To be honest, I had never heard of them until there was a retrospective of their work in Stedelijk Museum Amsterdam in 2014. It was exactly the right timing for me to encounter their work as, while recovering from cancer and treatments, I was experimenting with hospital materials to get a grasp of what had happened. Seeing that exhibition was an encouragement to proceed with my work which later resulted in the jewellery line LifeLines.

Gijs Bakker, Stovepipe Collier and -bracelet, 1967, Fashion & Design by Emmy van Leersum.

What piece or work has given you the most satisfaction?
Unmistakenly that is Medication Port. It consists of the component of intravenous system which I had put aside for a long time, thinking it was the least interesting part. In the end it became one of my favorit jewels.

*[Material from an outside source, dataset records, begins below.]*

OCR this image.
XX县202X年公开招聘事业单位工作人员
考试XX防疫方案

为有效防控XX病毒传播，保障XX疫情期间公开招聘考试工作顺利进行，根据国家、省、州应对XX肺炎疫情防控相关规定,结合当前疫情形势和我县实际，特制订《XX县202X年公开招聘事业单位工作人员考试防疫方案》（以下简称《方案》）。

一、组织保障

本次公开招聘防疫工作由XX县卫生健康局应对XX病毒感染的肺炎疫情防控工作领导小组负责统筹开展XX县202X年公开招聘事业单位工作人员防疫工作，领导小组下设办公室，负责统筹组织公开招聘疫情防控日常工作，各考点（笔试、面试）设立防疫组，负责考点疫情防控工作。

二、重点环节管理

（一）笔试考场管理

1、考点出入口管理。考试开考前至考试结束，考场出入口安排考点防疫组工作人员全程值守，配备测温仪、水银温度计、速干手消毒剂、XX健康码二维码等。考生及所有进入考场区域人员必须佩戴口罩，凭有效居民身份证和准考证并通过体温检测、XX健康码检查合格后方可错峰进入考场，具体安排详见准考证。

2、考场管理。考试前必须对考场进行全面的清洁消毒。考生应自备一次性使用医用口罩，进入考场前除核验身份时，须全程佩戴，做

Eva van Kempen, Medication port, necklace, shoulder and back jewel, 2015, medication ports, pearls, imatation blood corals, cast silver medical parts, Photo Hugo Rompa

Do you read Jewellery Magazines? What is your source to get information?
I hardly read jewellery magazines. For me social media like Pinterest and Facebook are interesting ways to get information. And of course the internet as a whole.
Do you discuss your work with other jewellery artists or any other person?
I like receiving comments from different perspectives and approaches, therefore I discuss my work with fellow jewellery designers as well as with visual artists.
What is your first thought when you hear the word Future?, What do you expect for?
I hope to live healthily and long enough to nurture and raise my children and to become a grandmother. For my work I expect to keep on evolving.